Yapılan ultrasonografi ile tiroiddeki nodül görülür. Fakat bu kitlenin kanser olup olmadığı anlaşılamaz. Tanıyı kesin koymak için biyopsi almak gerekir. Ayrıca tiroid kanseri tanısında en önemli tetkiklerden birisi olan sintigrafi uygulanır. Kitle ya da nodülün görüntüsü hakkında bilgi verir. Bunun dışında ince iğne aspirasyon biyopsisi dediğimiz yöntem uygulanır. Kanserin tipinin kötü olması, tümörün yayılım göstermesi, çapının büyük olması (>1cm), tedavinin geç başlaması hastalığın seyrinin kötü olmasına yol açar. Tümör tek bir odak halinde ise, yayılmamışsa, çapı küçükse hastalığın seyri daha iyidir.
TİROİD KANSERİ TEDAVİSİ
Ameliyat: Bütün tiroid kanserlerinde, tiroid bezi ameliyatla çıkarılır. Trioid bezinin tamamı çıkarılır ve gerekirse etrafındaki lenf bezleri de alınır. Tiroid bezinin tamamının çıkarılması, ameliyat sonrası uygulanan tedavinin etkili olması için şarttır. Yoksa, uygulanacak tedavi bir işe yaramaz.
Ameliyattan sonra radyokaktif iyot tedavisi gerekebilir. Böylece vücudun başka yerlerinde kalmış olan kanser hücrelerinin öldürülmesi hedeflenir. Bu radyokatif iyotun dozu, kanserin yayılma derecesine göre değişir. Bazı vakalarda bu yöntemin tekrarlanması gerekebilir. Medüller kanserde de ameliyat yapılıp, tiroid bezi ve lenf bezleri çıkarıldıktan 2-3 ay sonra kalsitonin miktarı ölçülür. Bu sürede ölçülen kalsitonin miktarı 10 pg/ml'den az ise tedavi başarılıdır ve tümör yok edilmiş demektir. Yine bu kanser tipinde de radyoaktif iyot tedavisi uygulanır. Anaplastik kanserde ise önce cerrahi ve radyoterapi, daha sonra kemoterapi uygulanır.

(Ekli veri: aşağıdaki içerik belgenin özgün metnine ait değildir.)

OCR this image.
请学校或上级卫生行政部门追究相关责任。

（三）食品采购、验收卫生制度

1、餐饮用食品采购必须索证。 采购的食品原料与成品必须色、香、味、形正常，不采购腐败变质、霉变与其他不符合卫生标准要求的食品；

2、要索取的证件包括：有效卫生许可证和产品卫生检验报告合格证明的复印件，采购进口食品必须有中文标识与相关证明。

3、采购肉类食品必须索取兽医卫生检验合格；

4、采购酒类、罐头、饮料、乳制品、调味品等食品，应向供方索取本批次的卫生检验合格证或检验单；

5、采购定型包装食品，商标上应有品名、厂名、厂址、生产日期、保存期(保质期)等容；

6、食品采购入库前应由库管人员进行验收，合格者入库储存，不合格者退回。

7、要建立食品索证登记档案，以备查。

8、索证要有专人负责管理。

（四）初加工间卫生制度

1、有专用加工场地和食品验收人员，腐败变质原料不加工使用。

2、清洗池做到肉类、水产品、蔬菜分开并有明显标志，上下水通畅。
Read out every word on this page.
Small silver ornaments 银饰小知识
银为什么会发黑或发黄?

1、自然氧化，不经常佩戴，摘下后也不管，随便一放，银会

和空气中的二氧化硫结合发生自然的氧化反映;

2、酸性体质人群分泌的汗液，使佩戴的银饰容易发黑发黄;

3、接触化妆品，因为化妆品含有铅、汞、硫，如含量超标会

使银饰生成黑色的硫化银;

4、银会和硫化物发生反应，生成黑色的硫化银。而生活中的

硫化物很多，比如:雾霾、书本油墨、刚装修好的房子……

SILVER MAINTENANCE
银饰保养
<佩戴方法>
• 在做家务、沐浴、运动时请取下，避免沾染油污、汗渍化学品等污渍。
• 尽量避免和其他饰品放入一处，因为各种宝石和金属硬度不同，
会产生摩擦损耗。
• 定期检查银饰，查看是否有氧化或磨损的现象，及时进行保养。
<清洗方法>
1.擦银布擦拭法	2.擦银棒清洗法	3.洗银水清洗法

Tedaviden sonra hastalara tiroksin hormonu verilir. Çünkü TSH düzeyi düşürülmelidir. Yüksek TSH kanserin tekrarlamasına neden olur.
Hamilelikte Guatr
Hamilelerde hormonal sistemlerde ciddi değişimler olur. Tiroid bezi de bu değişimlerden nasibini almaktadır. Hamilelikte tiroit fonksiyonlarının bilinmesi birçok tiroit hastalığının tanısının konmasını ve bu hastalıkların hamileler üzerine olan istenmeyen etkilerinin önlenmesini sağlamaktadır.Vücudun iyot ihtiyacı ve tiroid hormonu ihtiyacı artmaktadır. Hamilelerde TSH’ın baskılandığı (normalden düşük olduğu) ve hormonların düşük veya yüksek olduğu durumlar çok nadir değildir. Bu nedenle hamilelerde tiroid hormonlarının her 3 ayda bir ölçülmesi gerekir; zira her üç aylık dönemlerde tiroid hormon ihtiyacı değişiklik göstermektedir. Hamilelerde en sık olarak iyot eksikliğine veya kronik tiroidite bağlı hipotroidi ve tirotoksikoz (zehirli guatr) görülür.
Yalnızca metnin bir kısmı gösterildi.